Three pretransplant factors were found to assist in predicting alcoholic relapse after transplantation: lack of social support, a family history of alcoholism, and less than 6 months of abstinence from alcohol. Both social support and family history are in agreement with the studies by Vaillant11 in nontransplant alcoholic populations. The 6-month period of abstinence is a more questionable prognostic tool, and here, like the authors, we must read between lines. As they point out, use of the 6-month rule to select alcoholic patients for liver transplantation is almost ubiquitous, and this exerts a profound bias on their meta-analysis because it means that the highest risk patients, those with less than 6 months of abstinence, are likely to have been excluded before the data could be collected. Data on the natural history of alcoholism do not provide much support for the 6-month abstinence concept. Valliant's longitudinal observational studies of a cohort of alcoholics found that 6 months of abstinence by itself was of little prognostic significance.11 Indeed, at least 59% of relapsing patients had already achieved 6 months of abstinence, whereas 41% of patients who achieved 2 years of abstinence relapsed. More recently, the same author has extended the interval of observation in his prospective cohorts to 60 years. The vast majority of relapses in his study occurred before the seventh year of abstinence, and by analogy to the concept of a cancer-free period as a definition of cure, he concluded that a follow-up of 5 years rather than one of 1 or 2 years would be necessary to determine stable recovery from alcoholism.12 Similarly, DiMartini et al.'s prospective study of a cohort of transplanted alcoholics,6 albeit confounded by the use of the 6-month rule, nevertheless indicates that it is a weak prognostic indicator at best. The absence of a link between pretransplant rehabilitation treatment and posttransplant alcoholic relapse is an unexpected finding in the present study. Rehabilitation support has been considered a good predictor of abstinence outside transplant.11 In order to understand whether rehabilitation has a positive or negative influence, we need to better understand how a history of rehabilitation treatment influenced selection for transplantation, something that is difficult to know from an analysis of published, largely retrospective studies.

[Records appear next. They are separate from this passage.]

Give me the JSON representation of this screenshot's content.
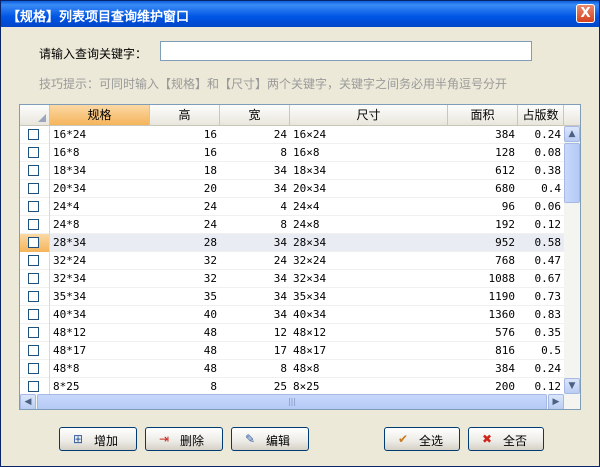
{
  "window": {
    "title": "【规格】列表项目查询维护窗口",
    "close_label": "X"
  },
  "search": {
    "label": "请输入查询关键字：",
    "value": "",
    "placeholder": ""
  },
  "hint": "技巧提示：可同时输入【规格】和【尺寸】两个关键字，关键字之间务必用半角逗号分开",
  "table": {
    "headers": [
      "规格",
      "高",
      "宽",
      "尺寸",
      "面积",
      "占版数"
    ],
    "sorted_column": "规格",
    "rows": [
      [
        "16*24",
        "16",
        "24",
        "16×24",
        "384",
        "0.24"
      ],
      [
        "16*8",
        "16",
        "8",
        "16×8",
        "128",
        "0.08"
      ],
      [
        "18*34",
        "18",
        "34",
        "18×34",
        "612",
        "0.38"
      ],
      [
        "20*34",
        "20",
        "34",
        "20×34",
        "680",
        "0.4"
      ],
      [
        "24*4",
        "24",
        "4",
        "24×4",
        "96",
        "0.06"
      ],
      [
        "24*8",
        "24",
        "8",
        "24×8",
        "192",
        "0.12"
      ],
      [
        "28*34",
        "28",
        "34",
        "28×34",
        "952",
        "0.58"
      ],
      [
        "32*24",
        "32",
        "24",
        "32×24",
        "768",
        "0.47"
      ],
      [
        "32*34",
        "32",
        "34",
        "32×34",
        "1088",
        "0.67"
      ],
      [
        "35*34",
        "35",
        "34",
        "35×34",
        "1190",
        "0.73"
      ],
      [
        "40*34",
        "40",
        "34",
        "40×34",
        "1360",
        "0.83"
      ],
      [
        "48*12",
        "48",
        "12",
        "48×12",
        "576",
        "0.35"
      ],
      [
        "48*17",
        "48",
        "17",
        "48×17",
        "816",
        "0.5"
      ],
      [
        "48*8",
        "48",
        "8",
        "48×8",
        "384",
        "0.24"
      ],
      [
        "8*25",
        "8",
        "25",
        "8×25",
        "200",
        "0.12"
      ]
    ],
    "highlighted_row": 6
  },
  "buttons": {
    "add": "增加",
    "delete": "删除",
    "edit": "编辑",
    "select_all": "全选",
    "deselect_all": "全否"
  },
  "colors": {
    "title_bar": "#0055e5",
    "sorted_header": "#f5b45b",
    "hint_text": "#9a9a9a"
  }
}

Therefore, on the basis of Dew et al.'s study,8 what we do we know already about addictions after solid organ transplantation, and what do we need to know? First, we can conclude that addiction has been largely ignored in transplant recipients other than liver recipients. There is a need for studies of addiction in kidney, heart, and lung recipients. These studies, like future studies in liver patients, would be best if they included a prospective study design beginning before transplantation. Next, we know that relapse rates for alcoholism after liver transplantation are quite low. However, the studies included in the meta-analysis that led to this conclusion have many biases and confounders. We need studies designed to limit these biases by using study designs that recognize the difficulty of identifying alcohol or drug relapse, especially because the patients perceive that it is in their interest to conceal their behavior. One such method is to separate the study personnel from the transplant personnel and to keep revelations of alcohol or drug use confidential, that is, within the study. We know that predicting future alcohol or drug relapse remains imperfect, as is well demonstrated by the still contentious status of the 6-month abstinence rule. We need future studies that confront the issue of the suitability for transplantation of patients with duration of abstinence shorter than 6 months.